Find the smallest three digit number that divides 229 and 568 leaving remainder 3 in each case
Answers
Suppose the 3 digit number be n
Now, according to the question:
229=n*a+3 & 568=n*b+3
Subtracting both equations, we get:
568-229=n(b-a)
i.e. n(b-a)=339
It means n divides 339
But the divisors of 339 are 3, 113
Therefore, the smallest 3 digit number is 113.
Answer:
113 is smallest three digit number which divides 229 and 568 leaving remainder 3.
Explanation:
We need to find smallest three digit number that divides 229 and 568 leaves remainder 3 in each case.
Let us suppose three digit number be n
If we divide 229 by n leaves remainder 3.
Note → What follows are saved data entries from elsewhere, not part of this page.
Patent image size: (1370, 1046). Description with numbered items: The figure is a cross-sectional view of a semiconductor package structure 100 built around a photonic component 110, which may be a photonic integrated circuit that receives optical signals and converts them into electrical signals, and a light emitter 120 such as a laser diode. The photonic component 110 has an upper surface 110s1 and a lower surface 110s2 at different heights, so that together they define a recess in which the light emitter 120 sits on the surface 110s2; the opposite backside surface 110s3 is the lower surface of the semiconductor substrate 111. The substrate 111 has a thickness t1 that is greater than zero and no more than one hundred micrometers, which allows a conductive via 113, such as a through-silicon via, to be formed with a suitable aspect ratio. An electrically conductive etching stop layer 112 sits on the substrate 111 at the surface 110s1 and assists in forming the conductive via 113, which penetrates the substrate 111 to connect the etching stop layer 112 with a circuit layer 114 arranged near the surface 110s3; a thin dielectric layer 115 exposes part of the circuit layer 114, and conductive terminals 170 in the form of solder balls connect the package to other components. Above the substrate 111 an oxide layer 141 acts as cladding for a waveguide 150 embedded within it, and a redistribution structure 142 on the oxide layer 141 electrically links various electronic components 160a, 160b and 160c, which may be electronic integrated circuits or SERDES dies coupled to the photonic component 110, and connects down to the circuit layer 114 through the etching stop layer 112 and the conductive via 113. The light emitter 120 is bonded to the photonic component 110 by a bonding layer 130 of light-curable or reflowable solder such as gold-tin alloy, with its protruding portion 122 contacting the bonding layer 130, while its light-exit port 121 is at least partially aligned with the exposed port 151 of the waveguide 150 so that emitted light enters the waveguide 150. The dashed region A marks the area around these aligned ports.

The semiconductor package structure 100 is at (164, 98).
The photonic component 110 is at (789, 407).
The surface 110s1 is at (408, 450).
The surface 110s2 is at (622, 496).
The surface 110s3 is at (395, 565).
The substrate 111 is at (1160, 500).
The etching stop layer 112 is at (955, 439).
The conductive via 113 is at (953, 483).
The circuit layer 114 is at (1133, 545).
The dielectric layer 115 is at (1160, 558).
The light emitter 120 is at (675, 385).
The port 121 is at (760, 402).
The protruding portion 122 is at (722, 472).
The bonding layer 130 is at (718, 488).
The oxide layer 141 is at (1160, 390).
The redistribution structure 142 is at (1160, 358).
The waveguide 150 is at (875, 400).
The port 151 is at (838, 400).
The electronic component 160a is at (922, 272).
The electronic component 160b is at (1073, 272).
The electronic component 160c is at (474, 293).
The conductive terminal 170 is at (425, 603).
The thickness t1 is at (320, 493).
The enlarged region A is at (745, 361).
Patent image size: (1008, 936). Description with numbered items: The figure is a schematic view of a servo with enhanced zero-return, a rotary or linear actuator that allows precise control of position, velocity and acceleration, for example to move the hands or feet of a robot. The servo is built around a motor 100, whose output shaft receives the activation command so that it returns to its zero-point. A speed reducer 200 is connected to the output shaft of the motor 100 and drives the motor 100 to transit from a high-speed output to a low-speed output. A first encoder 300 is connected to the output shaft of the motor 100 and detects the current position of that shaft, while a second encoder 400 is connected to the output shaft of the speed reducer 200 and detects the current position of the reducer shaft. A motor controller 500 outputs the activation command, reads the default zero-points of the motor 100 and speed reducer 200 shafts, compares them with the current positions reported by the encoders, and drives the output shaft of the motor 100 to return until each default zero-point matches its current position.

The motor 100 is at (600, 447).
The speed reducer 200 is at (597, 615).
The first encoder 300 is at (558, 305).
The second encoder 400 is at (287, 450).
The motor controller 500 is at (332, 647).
If we subtract 3 from 229 then it would be exactly divisible by n.
New number is 229-3 = 226
226 is exactly division by n
If we divide 568 by n leaves remainder 3.
If we subtract 3 from 229 then it would be exactly divisible by n.
New number is 568-3 = 565
565 is exactly division by n
Two new number 226 and 565 is exactly divisible by n.
As we know if two numbers is exactly divisible by other number then other number would be HCF of both numbers.
Now we find the HCF of 226 and 565
Factors of 226 = 2 x 113
Factors of 565 = 5 x 113
HCF of (226,565) = 113
Thus, 113 is smallest three digit number which divides 229 and 568 leaving remainder 3.